L’Organizzazione meteorologica mondiale avvisa: entro il 2027 ogni Paese dovrà disporre di un sistema di allerta precoce. Secondo António Guterres, segretario generale dell’Oni, questi sistemi non sono un lusso, ma beni essenziali, capaci di restituire dieci volte l’investimento iniziale in termini di vite salvate e danni evitati.

Anche in Italia, la necessità di questi strumenti è sempre più evidente. Dino Zardi, professore di Fisica dell’atmosfera all’Università di Trento, ha spiegato che il cambiamento climatico ci sta portando in un’area sconosciuta, con fenomeni meteorologici mai sperimentati prima. La scienza ha oggi strumenti potenti, come supercomputer e intelligenza artificiale, ma servono anche giovani formati, capaci di interpretare i dati e trasformarli in azioni concrete.

Proprio l’intelligenza artificiale sta aprendo nuove strade. Un gruppo di ricercatori dell’Università di Cambridge ha sviluppato Aardvark Weather, un sistema che permette previsioni meteo accurate e personalizzate in pochi minuti, anche usando normali computer.
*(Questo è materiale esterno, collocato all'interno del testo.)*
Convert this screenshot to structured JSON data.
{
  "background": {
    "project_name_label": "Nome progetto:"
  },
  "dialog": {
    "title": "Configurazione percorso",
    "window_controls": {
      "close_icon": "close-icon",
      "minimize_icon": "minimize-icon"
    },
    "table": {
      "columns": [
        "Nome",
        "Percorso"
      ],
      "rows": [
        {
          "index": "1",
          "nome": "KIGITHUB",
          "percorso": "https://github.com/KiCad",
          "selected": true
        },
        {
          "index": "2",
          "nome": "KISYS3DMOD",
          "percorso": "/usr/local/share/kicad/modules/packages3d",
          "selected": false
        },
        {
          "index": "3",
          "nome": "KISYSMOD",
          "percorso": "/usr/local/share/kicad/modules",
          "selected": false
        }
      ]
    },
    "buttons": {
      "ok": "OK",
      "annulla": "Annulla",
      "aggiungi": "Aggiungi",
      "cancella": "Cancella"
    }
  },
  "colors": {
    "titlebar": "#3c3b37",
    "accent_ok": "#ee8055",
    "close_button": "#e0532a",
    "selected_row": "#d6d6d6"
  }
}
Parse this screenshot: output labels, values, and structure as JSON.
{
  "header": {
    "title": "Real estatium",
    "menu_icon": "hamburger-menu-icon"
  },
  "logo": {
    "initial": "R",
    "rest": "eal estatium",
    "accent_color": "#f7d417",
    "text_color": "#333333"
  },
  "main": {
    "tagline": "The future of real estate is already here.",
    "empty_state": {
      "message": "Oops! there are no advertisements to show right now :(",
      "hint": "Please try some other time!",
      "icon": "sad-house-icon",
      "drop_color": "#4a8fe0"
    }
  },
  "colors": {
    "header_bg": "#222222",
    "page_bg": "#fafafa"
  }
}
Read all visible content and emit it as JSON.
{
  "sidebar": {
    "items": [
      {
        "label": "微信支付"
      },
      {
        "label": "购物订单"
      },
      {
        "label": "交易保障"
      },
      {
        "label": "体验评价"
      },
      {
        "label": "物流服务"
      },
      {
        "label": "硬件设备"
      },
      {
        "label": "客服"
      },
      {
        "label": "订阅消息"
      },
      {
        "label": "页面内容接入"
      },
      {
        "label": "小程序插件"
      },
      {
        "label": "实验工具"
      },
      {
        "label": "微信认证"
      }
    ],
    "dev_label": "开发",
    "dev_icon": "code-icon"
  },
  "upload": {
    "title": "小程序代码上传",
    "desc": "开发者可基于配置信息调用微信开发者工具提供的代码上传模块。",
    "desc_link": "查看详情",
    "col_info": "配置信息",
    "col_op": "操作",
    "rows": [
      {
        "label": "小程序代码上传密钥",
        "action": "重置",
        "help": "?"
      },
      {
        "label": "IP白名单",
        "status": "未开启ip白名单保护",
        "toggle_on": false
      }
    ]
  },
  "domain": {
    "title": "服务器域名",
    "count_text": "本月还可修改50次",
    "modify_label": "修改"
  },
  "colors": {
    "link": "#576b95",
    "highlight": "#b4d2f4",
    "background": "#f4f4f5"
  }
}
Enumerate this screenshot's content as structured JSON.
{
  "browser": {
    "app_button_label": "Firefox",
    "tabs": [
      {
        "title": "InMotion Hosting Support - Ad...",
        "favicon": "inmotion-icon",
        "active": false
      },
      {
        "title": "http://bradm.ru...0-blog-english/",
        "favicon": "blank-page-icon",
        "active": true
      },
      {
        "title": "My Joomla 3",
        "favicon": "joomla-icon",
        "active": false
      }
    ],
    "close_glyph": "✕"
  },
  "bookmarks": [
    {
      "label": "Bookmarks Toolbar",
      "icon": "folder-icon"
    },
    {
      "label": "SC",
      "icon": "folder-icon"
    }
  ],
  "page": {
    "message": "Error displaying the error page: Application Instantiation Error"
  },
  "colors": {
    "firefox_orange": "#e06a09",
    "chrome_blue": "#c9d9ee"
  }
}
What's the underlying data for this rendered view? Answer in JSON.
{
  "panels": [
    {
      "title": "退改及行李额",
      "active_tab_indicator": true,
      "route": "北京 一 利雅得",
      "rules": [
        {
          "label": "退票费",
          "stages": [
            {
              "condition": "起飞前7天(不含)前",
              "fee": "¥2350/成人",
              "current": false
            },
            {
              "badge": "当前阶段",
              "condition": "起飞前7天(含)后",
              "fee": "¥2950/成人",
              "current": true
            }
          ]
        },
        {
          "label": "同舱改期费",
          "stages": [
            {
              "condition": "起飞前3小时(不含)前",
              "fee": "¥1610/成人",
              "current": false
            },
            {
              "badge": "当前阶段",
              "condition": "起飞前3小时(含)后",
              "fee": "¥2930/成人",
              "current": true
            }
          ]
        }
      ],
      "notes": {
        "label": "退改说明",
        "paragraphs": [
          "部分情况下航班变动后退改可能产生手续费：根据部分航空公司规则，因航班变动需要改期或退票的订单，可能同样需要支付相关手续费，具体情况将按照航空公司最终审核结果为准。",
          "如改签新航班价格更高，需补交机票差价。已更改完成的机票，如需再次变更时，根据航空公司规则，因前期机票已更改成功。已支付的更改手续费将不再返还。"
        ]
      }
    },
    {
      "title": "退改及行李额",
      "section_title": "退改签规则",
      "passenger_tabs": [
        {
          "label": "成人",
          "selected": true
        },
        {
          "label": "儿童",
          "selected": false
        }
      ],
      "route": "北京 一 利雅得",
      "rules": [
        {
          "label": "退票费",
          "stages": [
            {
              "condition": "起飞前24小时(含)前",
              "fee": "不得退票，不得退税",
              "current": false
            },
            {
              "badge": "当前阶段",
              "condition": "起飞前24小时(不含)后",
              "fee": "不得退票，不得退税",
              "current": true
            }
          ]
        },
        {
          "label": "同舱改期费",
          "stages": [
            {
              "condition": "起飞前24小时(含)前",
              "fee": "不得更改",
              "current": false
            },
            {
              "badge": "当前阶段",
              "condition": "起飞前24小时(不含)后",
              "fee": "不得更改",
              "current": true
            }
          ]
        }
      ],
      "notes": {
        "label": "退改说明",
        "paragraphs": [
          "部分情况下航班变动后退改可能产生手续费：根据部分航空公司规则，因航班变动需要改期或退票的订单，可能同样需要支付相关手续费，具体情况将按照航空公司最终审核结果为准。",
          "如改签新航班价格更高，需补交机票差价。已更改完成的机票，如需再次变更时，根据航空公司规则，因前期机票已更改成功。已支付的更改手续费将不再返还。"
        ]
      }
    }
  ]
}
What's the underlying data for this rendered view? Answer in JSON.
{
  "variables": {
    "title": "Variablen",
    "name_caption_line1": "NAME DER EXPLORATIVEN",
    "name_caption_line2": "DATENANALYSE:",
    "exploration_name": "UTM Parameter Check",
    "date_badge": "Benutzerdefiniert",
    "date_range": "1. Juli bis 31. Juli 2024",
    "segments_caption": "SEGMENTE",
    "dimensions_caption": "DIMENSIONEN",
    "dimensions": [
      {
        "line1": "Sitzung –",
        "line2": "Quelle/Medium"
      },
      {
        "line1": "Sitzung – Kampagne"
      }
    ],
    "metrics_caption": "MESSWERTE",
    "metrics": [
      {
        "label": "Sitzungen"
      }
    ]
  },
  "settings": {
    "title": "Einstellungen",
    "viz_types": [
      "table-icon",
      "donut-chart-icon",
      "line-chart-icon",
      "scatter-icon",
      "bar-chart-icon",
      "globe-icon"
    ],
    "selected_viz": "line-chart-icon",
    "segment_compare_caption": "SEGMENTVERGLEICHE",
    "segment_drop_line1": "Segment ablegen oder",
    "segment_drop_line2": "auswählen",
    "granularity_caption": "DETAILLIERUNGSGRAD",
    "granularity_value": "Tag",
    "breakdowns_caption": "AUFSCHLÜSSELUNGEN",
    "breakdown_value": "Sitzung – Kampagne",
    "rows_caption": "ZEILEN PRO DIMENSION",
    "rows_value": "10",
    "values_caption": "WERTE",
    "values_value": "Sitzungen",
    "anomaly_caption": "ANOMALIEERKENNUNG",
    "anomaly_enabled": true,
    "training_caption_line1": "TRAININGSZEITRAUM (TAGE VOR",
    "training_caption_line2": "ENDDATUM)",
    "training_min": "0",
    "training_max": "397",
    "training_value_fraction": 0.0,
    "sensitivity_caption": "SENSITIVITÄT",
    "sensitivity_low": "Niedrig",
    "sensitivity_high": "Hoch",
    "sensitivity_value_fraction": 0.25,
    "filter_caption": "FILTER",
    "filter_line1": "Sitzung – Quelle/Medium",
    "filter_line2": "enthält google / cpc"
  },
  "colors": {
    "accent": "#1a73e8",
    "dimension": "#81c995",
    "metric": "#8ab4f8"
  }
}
Questo potrebbe rivoluzionare le previsioni, rendendole accessibili anche nei Paesi in via di sviluppo, dove mancano le infrastrutture tecnologiche più avanzate.

Nel frattempo, si cercano anche soluzioni naturali per riparare i danni già fatti. Negli Stati Uniti, ad esempio, è stato lanciato un programma per piantare dieci milioni di alberi nei sei Stati del Sud più colpiti dagli uragani, dalla Virginia alla Florida. L’iniziativa, promossa dalla no profit Arbor Day Foundation, punta a ripristinare gli ecosistemi devastati dalle tempeste.

Ma l’aumento degli eventi estremi ha anche un costo economico crescente. Secondo l’ultimo report della società Aon, nel 2024 i disastri naturali hanno causato danni globali per 368 miliardi di dollari, con perdite assicurative pari a 145 miliardi. È il nono anno consecutivo con danni superiori ai 300 miliardi. E negli Stati Uniti, la FEMA – la protezione civile americana – ha speso quasi metà del proprio budget annuale per i disastri naturali in appena otto giorni, costringendo il governo a tagliare progetti di ricostruzione in corso.

Anche le imprese non sono immuni. Uno studio condotto da Boston Consulting Group e World Economic Forum avverte che, senza adeguate misure, le aziende rischiano di perdere fino al 25% dei propri profitti entro il 2050. Investire nella resilienza climatica conviene: ogni dollaro speso potrebbe generare un ritorno tra i 2 e i 19 dollari.